Invention—Social or Individual?: A Practical and Theoretical Investigation

I recently watched Steven Johnson’s TED talk “Where Good Ideas Come From.” Johnson’s thesis is that good ideas are generated best within a social network, which echoes the concepts that I explored in my seminar paper for ENG 581, History of Rhetoric. This topic of finding good ideas, I realize, is infinitely fascinating to me, which probably explains why I decided to investigate the classical canon of invention for this paper.

The most significant revision I would make to this paper would be to be more careful in attributing different invention strategies to the proper “school” or “period” of rhetoric. In rereading this paper, I found that I had in places conflated (in various ways) contemporary rhetoric, modern rhetoric, current-traditional rhetoric, and expressivism. Not having taken ENG 584, I didn’t have as strong of an understanding of what modern rhetoric is and how contemporary rhetoric isn’t necessarily modern; contemporary rhetoric in many cases should more accurately be called postmodern rhetoric. I also made the assumption that because current-traditional and expressivist invention strategies are still in use in the classroom today that they are “modern.” I would want to make clear the point, echoing Andrea Lundsford and Lisa Ede, that there are “compelling similarities” (38) between New Rhetoric and the classical conceptions of rhetoric, and that both are distinct from those of current-traditional rhetoric and expressivism. I found that rereading Berlin’s article “Contemporary Composition: The Major Pedagogical Theories” helped to clarify these concepts for me.
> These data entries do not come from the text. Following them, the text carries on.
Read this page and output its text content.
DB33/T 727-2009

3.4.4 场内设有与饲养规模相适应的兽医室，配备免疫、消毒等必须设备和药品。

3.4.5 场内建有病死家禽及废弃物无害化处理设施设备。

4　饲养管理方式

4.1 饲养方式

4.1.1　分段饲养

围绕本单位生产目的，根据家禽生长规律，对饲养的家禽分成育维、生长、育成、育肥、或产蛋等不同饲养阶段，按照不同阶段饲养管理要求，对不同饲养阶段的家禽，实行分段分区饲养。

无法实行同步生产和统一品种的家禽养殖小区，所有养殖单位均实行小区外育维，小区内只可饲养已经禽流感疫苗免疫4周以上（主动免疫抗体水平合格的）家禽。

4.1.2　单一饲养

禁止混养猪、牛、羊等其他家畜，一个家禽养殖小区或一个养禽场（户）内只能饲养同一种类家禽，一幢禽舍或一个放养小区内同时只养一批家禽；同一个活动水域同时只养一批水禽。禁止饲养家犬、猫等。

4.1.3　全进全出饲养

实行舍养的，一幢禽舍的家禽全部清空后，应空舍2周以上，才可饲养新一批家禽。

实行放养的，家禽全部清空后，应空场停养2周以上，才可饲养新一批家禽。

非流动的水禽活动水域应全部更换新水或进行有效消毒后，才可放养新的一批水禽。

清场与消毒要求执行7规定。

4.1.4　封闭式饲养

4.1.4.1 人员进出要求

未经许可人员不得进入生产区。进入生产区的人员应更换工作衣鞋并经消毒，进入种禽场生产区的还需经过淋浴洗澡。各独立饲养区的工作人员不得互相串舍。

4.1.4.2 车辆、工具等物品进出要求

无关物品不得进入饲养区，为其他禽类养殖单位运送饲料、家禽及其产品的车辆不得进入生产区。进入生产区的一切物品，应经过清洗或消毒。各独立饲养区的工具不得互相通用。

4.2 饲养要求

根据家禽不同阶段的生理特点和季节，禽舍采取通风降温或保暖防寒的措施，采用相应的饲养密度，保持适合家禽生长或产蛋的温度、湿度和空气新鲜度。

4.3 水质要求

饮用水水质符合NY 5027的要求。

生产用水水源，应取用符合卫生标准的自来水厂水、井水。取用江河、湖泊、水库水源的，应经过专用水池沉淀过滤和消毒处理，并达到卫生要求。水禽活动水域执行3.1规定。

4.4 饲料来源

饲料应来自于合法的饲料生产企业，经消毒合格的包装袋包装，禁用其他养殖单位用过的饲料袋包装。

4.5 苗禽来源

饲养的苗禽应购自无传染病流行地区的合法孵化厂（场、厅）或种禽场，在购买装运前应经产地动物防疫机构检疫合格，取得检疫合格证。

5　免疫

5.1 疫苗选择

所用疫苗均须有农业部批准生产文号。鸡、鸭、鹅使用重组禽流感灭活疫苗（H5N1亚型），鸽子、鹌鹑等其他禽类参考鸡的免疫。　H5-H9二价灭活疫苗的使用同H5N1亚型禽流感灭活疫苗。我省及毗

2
Rereading another article, “Is Expressivism Dead? Reconsidering Its Romantic Roots and Its Relation to Social Constructionism” by Stephen M. Fishman and Lucille Parkinson McCarthy, helped me to view the relationship between expressionism and social constructionism differently. In this article the authors rebut the claims that expressivist pedagogy rests on the assumption that writers draw exclusively on inner resources when writing, focusing on personal growth while ignoring the social aspects of writing. I also have found enlightening the approach that Paul Kameen takes in “Rewording the Rhetoric of Composition;” he attempts to reunite rhetoric and expressivism by proposing a “synthesis of competing modes of thought” (23). I would want to address these articles as I think they offer necessary naysayers to my thesis.

Near the end of my paper I would insert a section in which I would contrast expressivist and current-traditional inventional strategies with those of contemporary rhetoric. I would show how contemporary invention strategies are very closely allied with those of the classical period, giving examples of how contemporary rhetoric views invention as socially oriented, much as did classical rhetoric. A quote from James Berlin would provide an overview of this section:

“Current-Traditional and Neo-Platonic Rhetoric deny the place of invention in rhetoric because for both truth is considered external and self-evident, accessible to anyone who seeks it in the proper spirit. Like Neo-Aristotelian Rhetoric, the New Rhetoric sees truth as probabilistic, and it provides students with techniques—heuristics—for discovering it, or what might more accurately be called creating it.” (776)

I would focus primarily on Chaïm Perelman and Lucie Olbrechts-Tyteca’s revival of the social component of rhetoric in their New Rhetoric. In their theorizing of rhetoric, argumentation involves making claims in relation to audience values; the universal audience is a “metaphor which functions as an inventional tool” (Foss, Foss, and Trapp 89). The New Rhetoric has distinct ties to classical rhetoric, according to Barbara Warnick: Although Aristotle’s topoi and the New Rhetoric’s schemes are distinct, they are both based on societal ways of making knowledge. I would also use Marshall Alcorn’s interpretation of Lacan’s theory of the four discourses in relation to stasis theory to shows that this classical invention strategy has contemporary relevance. Because the questions raised by stasis introduce “a space for the emergence of desire” (91), he posits the process of inquiry as critical to the health of society.